Green Book - O guia para deixar o público feliz
Uma história verdadeira escondida no baú das memórias. Green Book - Um Guia para a Vida, de Peter Farrelly, está nomeado a alguns dos principais Óscares e continua a ser o filme mais forte para combater o favoritismo de Roma, de Alfonso Cuáron. A história em questão é a relação de amizade entre o pianista gay afro-americano Donald Shirley e Tony Lip, um motorista ítalo-americano obeso e preconceituoso. Uma amizade que nasceu nos anos 1960 durante uma digressão do músico de jazz pelo sul da América, em plena luta pelos direitos raciais, e que testemunha a velha máxima dos encontros improváveis.
Esta dupla é interpretada por Viggo Mortensen e Mahershala Ali, ambos nomeados respetivamente para ator principal e ator secundário, sendo mesmo evidentes favoritos (Mortensen divide o favoritismo com Christian Bale, de Vice). Mas GreenBook, autêntico "crowdpleaser", é um campeão da simpatia, um objeto de cinema que mistura habilmente referências de melodrama com uma cintilante doçura de comédia. Ao mesmo tempo, funciona numa narração de "road-movie" sempre perfeita e sem medos de evocar uma certa ressonância classicista. Uma obra de puro entretenimento que aborda traumas racistas de um passado americano e que aqui, pela câmara de Farrelly, têm sempre uma espessura emocional notável, mesmo quando o processo esteja montado por uma simplicidade desarmante.
Dir-se-ia que o Peter Farrelly de Doidos por Mary e Doidos à Solta encontrou uma profundidade quase luminosa, encontrando uma adjudicação de olhar pela América nos limites da armadura ética. Há grandes momentos de realização, sobretudo quando as próprias personagens olham pela janela do carro e descobrem um pesadelo racista que não bate certo com o "sonho americano".
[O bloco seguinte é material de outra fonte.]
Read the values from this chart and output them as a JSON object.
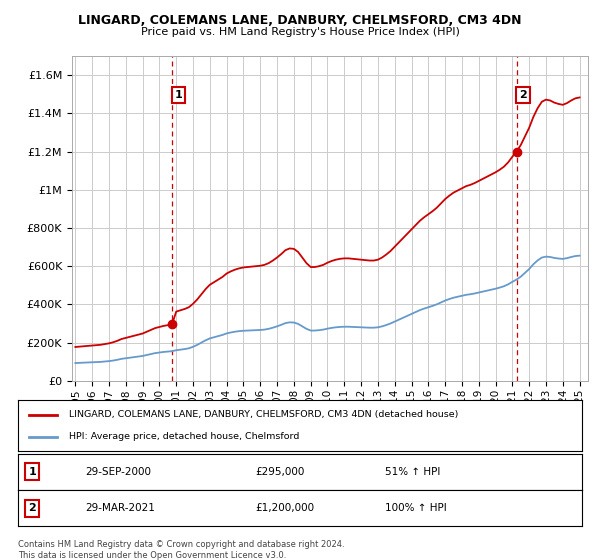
{
  "title": "LINGARD, COLEMANS LANE, DANBURY, CHELMSFORD, CM3 4DN",
  "subtitle": "Price paid vs. HM Land Registry's House Price Index (HPI)",
  "legend_label_red": "LINGARD, COLEMANS LANE, DANBURY, CHELMSFORD, CM3 4DN (detached house)",
  "legend_label_blue": "HPI: Average price, detached house, Chelmsford",
  "annotation1_date": "29-SEP-2000",
  "annotation1_price": "£295,000",
  "annotation1_hpi": "51% ↑ HPI",
  "annotation2_date": "29-MAR-2021",
  "annotation2_price": "£1,200,000",
  "annotation2_hpi": "100% ↑ HPI",
  "footnote": "Contains HM Land Registry data © Crown copyright and database right 2024.\nThis data is licensed under the Open Government Licence v3.0.",
  "ylim": [
    0,
    1700000
  ],
  "yticks": [
    0,
    200000,
    400000,
    600000,
    800000,
    1000000,
    1200000,
    1400000,
    1600000
  ],
  "ytick_labels": [
    "£0",
    "£200K",
    "£400K",
    "£600K",
    "£800K",
    "£1M",
    "£1.2M",
    "£1.4M",
    "£1.6M"
  ],
  "red_color": "#cc0000",
  "blue_color": "#6699cc",
  "vline_color": "#cc0000",
  "background_color": "#ffffff",
  "grid_color": "#cccccc",
  "marker1_x": 2000.75,
  "marker1_y": 295000,
  "marker2_x": 2021.25,
  "marker2_y": 1200000,
  "vline1_x": 2000.75,
  "vline2_x": 2021.25,
  "xmin": 1994.8,
  "xmax": 2025.5,
  "xtick_years": [
    1995,
    1996,
    1997,
    1998,
    1999,
    2000,
    2001,
    2002,
    2003,
    2004,
    2005,
    2006,
    2007,
    2008,
    2009,
    2010,
    2011,
    2012,
    2013,
    2014,
    2015,
    2016,
    2017,
    2018,
    2019,
    2020,
    2021,
    2022,
    2023,
    2024,
    2025
  ]
}
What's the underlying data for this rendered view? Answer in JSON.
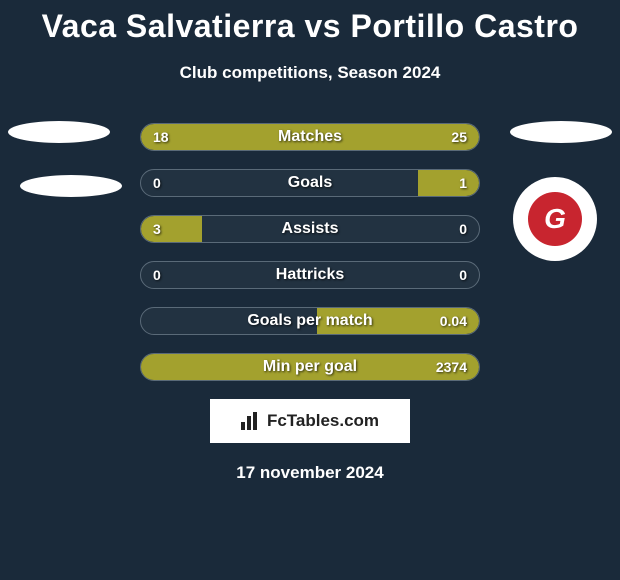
{
  "title": "Vaca Salvatierra vs Portillo Castro",
  "subtitle": "Club competitions, Season 2024",
  "date": "17 november 2024",
  "fctables_label": "FcTables.com",
  "colors": {
    "background": "#1a2a3a",
    "bar_left": "#a3a12e",
    "bar_right": "#a3a12e",
    "bar_border": "#5a6a78"
  },
  "chart": {
    "total_width": 340,
    "rows": [
      {
        "label": "Matches",
        "left_val": "18",
        "right_val": "25",
        "left_pct": 42,
        "right_pct": 58
      },
      {
        "label": "Goals",
        "left_val": "0",
        "right_val": "1",
        "left_pct": 0,
        "right_pct": 18
      },
      {
        "label": "Assists",
        "left_val": "3",
        "right_val": "0",
        "left_pct": 18,
        "right_pct": 0
      },
      {
        "label": "Hattricks",
        "left_val": "0",
        "right_val": "0",
        "left_pct": 0,
        "right_pct": 0
      },
      {
        "label": "Goals per match",
        "left_val": "",
        "right_val": "0.04",
        "left_pct": 0,
        "right_pct": 48
      },
      {
        "label": "Min per goal",
        "left_val": "",
        "right_val": "2374",
        "left_pct": 0,
        "right_pct": 100
      }
    ]
  }
}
Green Book é também um cartão postal de tolerância; contido e justo. Emociona-nos sem ser piegas, eleva-se a algo mais transcendente sem necessitar de truques de alto cinema. É a tal simplicidade de um cineasta que, aqui e ali no passado, já dava indícios de outros voos. A tal sombra Capriana do filme faz bem ao cinismo das plateias modernas. Mais do que nunca, chegou um filme para ser visto com o coração, fulcral nestes tempos de Trump.
Por muito que o sua montada de esgueira de exploração do cliché das mais belas histórias de amizades masculinas possa estar exposta, o argumento é tão bem escrito que narrativamente tudo acaba por estar no sítio e dentro de uma força de emaravilhamento total.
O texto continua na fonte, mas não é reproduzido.